I don't have "Baby Rudin" handy at the moment, but if $\bigcap_{n=1}^\infty K_n$ were to contains two distinct points, $x, y$, then $\mathrm{diam} ( \bigcap_{n=1}^\infty K_n ) \geq d (x,y) > 0$. As $\bigcap_{n=1}^\infty K_n \subseteq K_n$ for all $n$, it would follow that $\mathrm{diam} (K_n) \geq d(x,y)$ for all $n$, contradicting that $\mathrm{diam} (K_n) \rightarrow 0$.
No, your proof is flawed.
Your last line
So, for some $n \in \mathbb{N},$ $\nexists p,q \in K_n$ such that $d(p,q) \geq x$
was asserted without justification.
The easiest indication that your argument doesn't go through is the fact that you never used compactness.
Here's a direct proof . . .
Since $\text{diam}\;K_n\ge x$, and each $K_n$ is compact, we can choose $p_n,q_n\in K_n$ such that $d(p_n,q_n) \ge x$.
Since $K_1\supseteq K_n$ for all $n$, it follows that the sequences $(p_n)$ and $(q_n)$ are sequences in $K_1$.
Hence, since $K_1$ is compact, each of the sequences $(p_n),(q_n)$ has at least one limit point in $K_1$.

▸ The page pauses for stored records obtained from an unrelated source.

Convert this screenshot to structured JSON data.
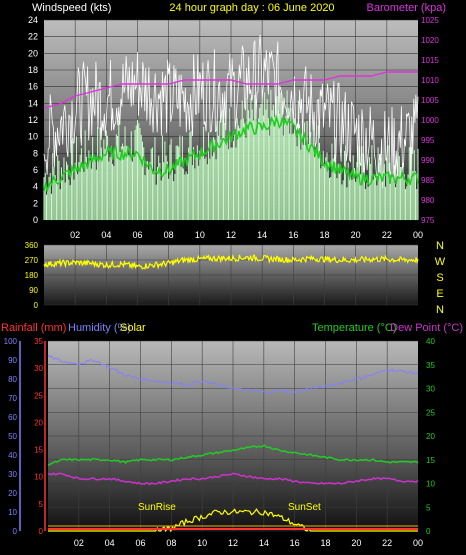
{
  "header": {
    "left": "Windspeed (kts)",
    "center": "24 hour graph day : 06 June 2020",
    "right": "Barometer (kpa)"
  },
  "colors": {
    "wind": "#ffffff",
    "gust_area": "#c8ffc8",
    "avg": "#22cc22",
    "baro": "#dd33dd",
    "dir": "#ffff00",
    "humidity": "#8080ff",
    "temp": "#22cc22",
    "dew": "#cc33cc",
    "solar": "#ffff00",
    "rain": "#ff3333"
  },
  "direction_labels": [
    "N",
    "W",
    "S",
    "E",
    "N"
  ],
  "bottom_labels": {
    "rainfall": "Rainfall (mm)",
    "humidity": "Humidity (%)",
    "solar": "Solar",
    "temperature": "Temperature (°C)",
    "dew": "Dew Point (°C)",
    "sunrise": "SunRise",
    "sunset": "SunSet"
  },
  "x_ticks": [
    "02",
    "04",
    "06",
    "08",
    "10",
    "12",
    "14",
    "16",
    "18",
    "20",
    "22",
    "00"
  ],
  "chart_data": [
    {
      "type": "line",
      "name": "wind-panel",
      "x_hours": [
        0,
        1,
        2,
        3,
        4,
        5,
        6,
        7,
        8,
        9,
        10,
        11,
        12,
        13,
        14,
        15,
        16,
        17,
        18,
        19,
        20,
        21,
        22,
        23,
        24
      ],
      "series": [
        {
          "name": "Windspeed (kts)",
          "axis": "left",
          "values": [
            10,
            12,
            14,
            15,
            15,
            16,
            17,
            16,
            15,
            15,
            16,
            16,
            16,
            17,
            18,
            17,
            16,
            14,
            13,
            12,
            11,
            10,
            9,
            10,
            11
          ]
        },
        {
          "name": "avg",
          "axis": "left",
          "values": [
            4,
            5,
            6,
            7,
            8,
            8,
            8,
            6,
            6,
            7,
            8,
            9,
            10,
            11,
            11,
            12,
            11,
            9,
            7,
            6,
            5,
            5,
            5,
            5,
            5
          ]
        },
        {
          "name": "Barometer (kpa)",
          "axis": "right",
          "values": [
            1003,
            1004,
            1006,
            1007,
            1008,
            1009,
            1009,
            1009,
            1009,
            1010,
            1010,
            1010,
            1010,
            1009,
            1009,
            1009,
            1010,
            1010,
            1010,
            1011,
            1011,
            1011,
            1012,
            1012,
            1012
          ]
        }
      ],
      "ylim_left": [
        0,
        24
      ],
      "yticks_left": [
        0,
        2,
        4,
        6,
        8,
        10,
        12,
        14,
        16,
        18,
        20,
        22,
        24
      ],
      "ylim_right": [
        975,
        1025
      ],
      "yticks_right": [
        975,
        980,
        985,
        990,
        995,
        1000,
        1005,
        1010,
        1015,
        1020,
        1025
      ]
    },
    {
      "type": "scatter",
      "name": "direction-panel",
      "x_hours": [
        0,
        1,
        2,
        3,
        4,
        5,
        6,
        7,
        8,
        9,
        10,
        11,
        12,
        13,
        14,
        15,
        16,
        17,
        18,
        19,
        20,
        21,
        22,
        23,
        24
      ],
      "series": [
        {
          "name": "direction",
          "values": [
            245,
            250,
            255,
            250,
            240,
            245,
            230,
            240,
            250,
            270,
            275,
            280,
            280,
            285,
            280,
            275,
            270,
            280,
            275,
            270,
            270,
            275,
            275,
            270,
            272
          ]
        }
      ],
      "ylim": [
        0,
        360
      ],
      "yticks": [
        0,
        90,
        180,
        270,
        360
      ]
    },
    {
      "type": "line",
      "name": "temp-panel",
      "x_hours": [
        0,
        1,
        2,
        3,
        4,
        5,
        6,
        7,
        8,
        9,
        10,
        11,
        12,
        13,
        14,
        15,
        16,
        17,
        18,
        19,
        20,
        21,
        22,
        23,
        24
      ],
      "series": [
        {
          "name": "Humidity (%)",
          "axis": "humidity",
          "values": [
            92,
            89,
            88,
            90,
            86,
            82,
            80,
            79,
            78,
            77,
            79,
            77,
            75,
            74,
            73,
            74,
            73,
            75,
            76,
            78,
            80,
            82,
            85,
            84,
            83
          ]
        },
        {
          "name": "Temperature (°C)",
          "axis": "right",
          "values": [
            14,
            15,
            15,
            15,
            15,
            14.5,
            15,
            15,
            15,
            15.5,
            16,
            16.5,
            17,
            17.5,
            18,
            17,
            16.5,
            16,
            15.5,
            15,
            15,
            15,
            14.5,
            14.5,
            14.5
          ]
        },
        {
          "name": "Dew Point (°C)",
          "axis": "right",
          "values": [
            12,
            12,
            11,
            11,
            11,
            10.5,
            10,
            10,
            10.5,
            11,
            11,
            11.5,
            12,
            11.5,
            11,
            11,
            10.5,
            10,
            10,
            10,
            10.5,
            11,
            11,
            10.5,
            10.5
          ]
        },
        {
          "name": "Solar",
          "axis": "solar",
          "values": [
            0,
            0,
            0,
            0,
            0,
            0,
            0,
            0,
            0.5,
            2,
            3,
            4,
            4,
            4,
            4,
            3,
            1.5,
            0,
            0,
            0,
            0,
            0,
            0,
            0,
            0
          ]
        },
        {
          "name": "Rainfall (mm)",
          "axis": "rain",
          "values": [
            0,
            0,
            0,
            0,
            0,
            0,
            0,
            0,
            0,
            0,
            0,
            0,
            0,
            0,
            0,
            0,
            0,
            0,
            0,
            0,
            0,
            0,
            0,
            0,
            0
          ]
        }
      ],
      "ylim_humidity": [
        0,
        100
      ],
      "yticks_humidity": [
        0,
        10,
        20,
        30,
        40,
        50,
        60,
        70,
        80,
        90,
        100
      ],
      "ylim_rain": [
        0,
        35
      ],
      "yticks_rain": [
        0,
        5,
        10,
        15,
        20,
        25,
        30,
        35
      ],
      "ylim_right": [
        0,
        40
      ],
      "yticks_right": [
        0,
        5,
        10,
        15,
        20,
        25,
        30,
        35,
        40
      ]
    }
  ]
}
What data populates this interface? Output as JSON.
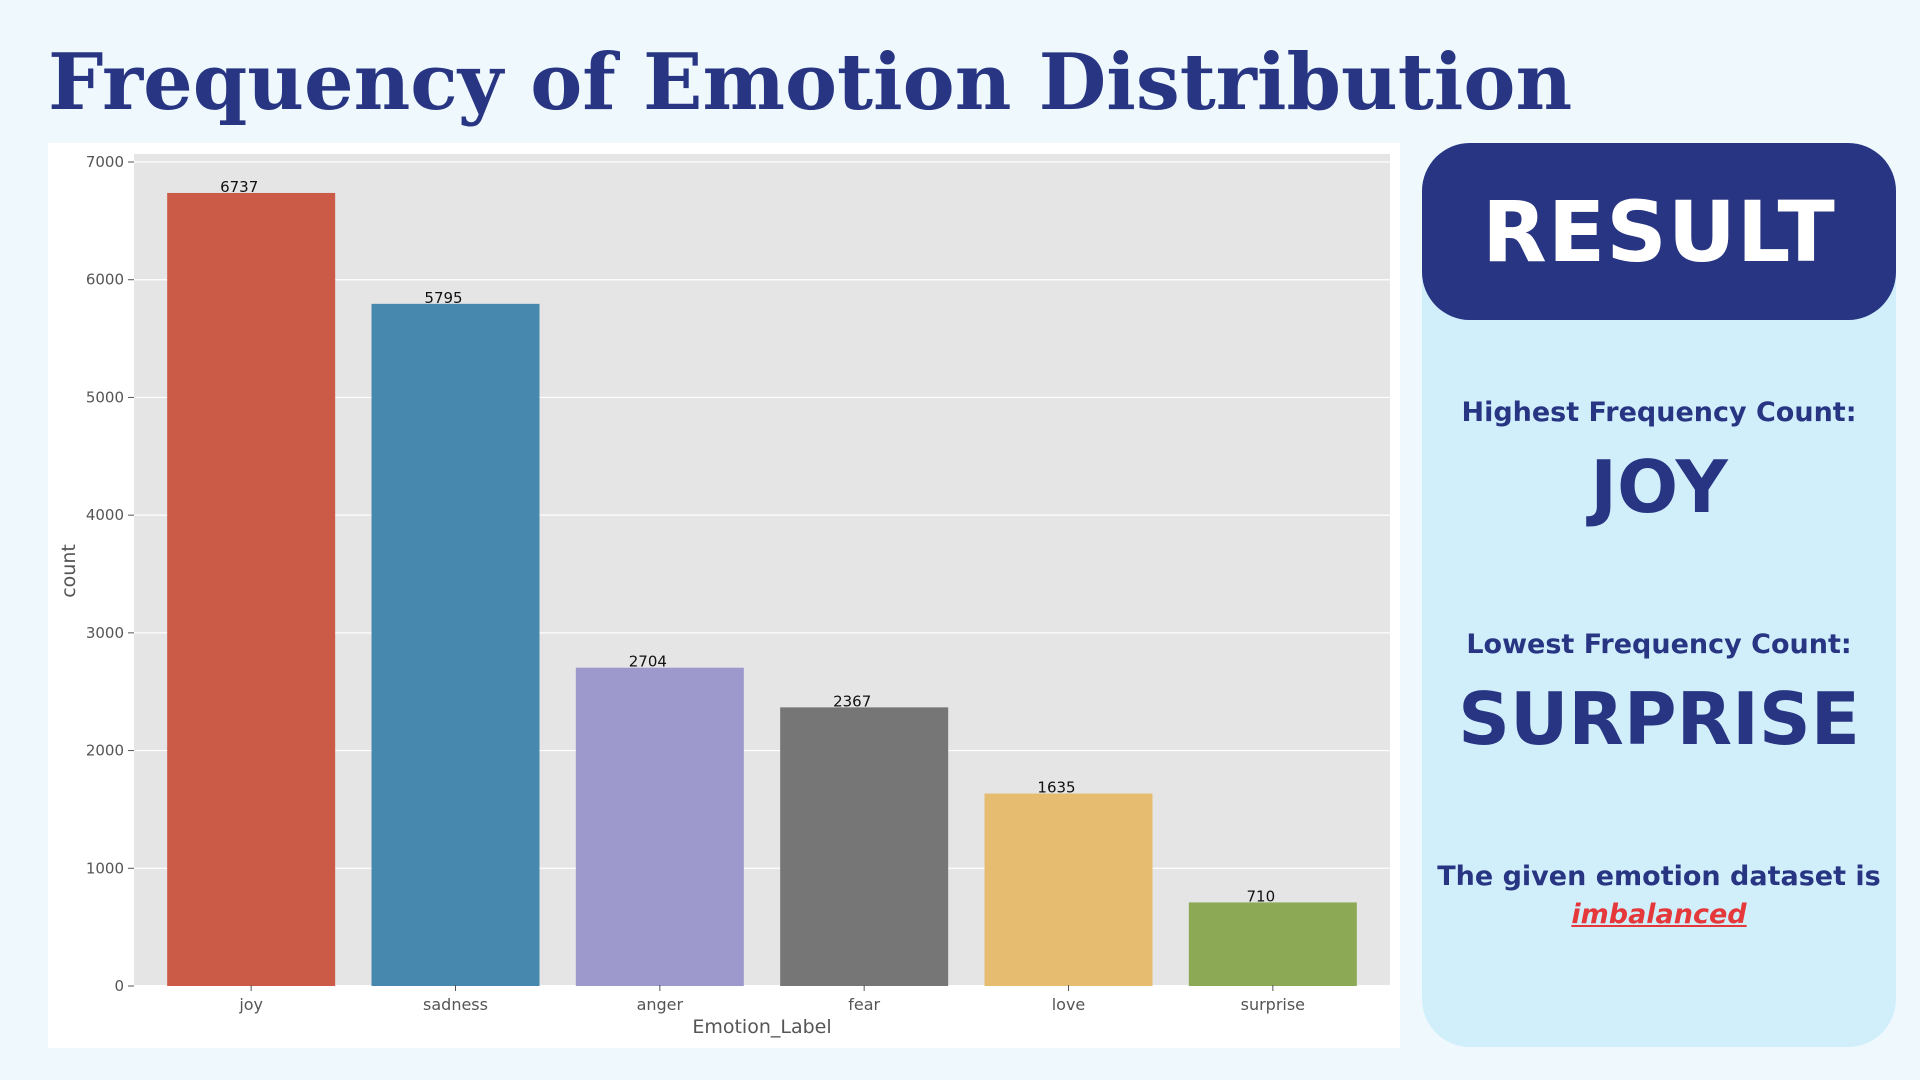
{
  "page": {
    "title": "Frequency of Emotion Distribution"
  },
  "chart_data": {
    "type": "bar",
    "categories": [
      "joy",
      "sadness",
      "anger",
      "fear",
      "love",
      "surprise"
    ],
    "values": [
      6737,
      5795,
      2704,
      2367,
      1635,
      710
    ],
    "data_labels": [
      "6737",
      "5795",
      "2704",
      "2367",
      "1635",
      "710"
    ],
    "colors": [
      "#cb5a47",
      "#4788af",
      "#9e99cc",
      "#767676",
      "#e6bd70",
      "#8ca955"
    ],
    "xlabel": "Emotion_Label",
    "ylabel": "count",
    "ylim": [
      0,
      7000
    ],
    "yticks": [
      0,
      1000,
      2000,
      3000,
      4000,
      5000,
      6000,
      7000
    ],
    "grid": true,
    "style": "ggplot",
    "plot_background": "#e5e5e5"
  },
  "result": {
    "title": "RESULT",
    "highest_label": "Highest Frequency Count:",
    "highest_value": "JOY",
    "lowest_label": "Lowest Frequency Count:",
    "lowest_value": "SURPRISE",
    "conclusion_prefix": "The given emotion dataset is",
    "conclusion_highlight": "imbalanced"
  },
  "colors": {
    "accent": "#283583",
    "background": "#eef8fd",
    "result_panel": "#d1effb",
    "highlight": "#e5383b"
  }
}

Let $u,v\in K_1$ be limit points of $(p_n),(q_n)$, respectively.
By continuity of the distance function, we have $d(u,v)\ge x$.
If we can show $u,v\in K$, we're done.
Fix a positive integer $m$.
Since $u$ is a limit point of the sequence $(p_n)$, it follows that $u$ is also a limit point of the subsequence
$$p_m,p_{m+1},p_{m+2},...$$
all terms of which are in $K_m$.
Hence, since $K_m$ is compact, it follows that $u\in K_m$.
Since the positive integer $m$ was arbitrary, it follows that $u\in K_m$ for all positive integers $m$, hence $u\in K$.
By analogous reasoning, we get $v\in K$.
Therefore $\text{diam}\;K\ge x$, as was to be shown.
Best Answer
Look at the Definition 3.9. in Baby Rudin; diameter is defined only for non-empty subspace of metric space. So here $K_n$ is implicitly assumed to be non-empty as we deal with $\text{diam}(K_n)$.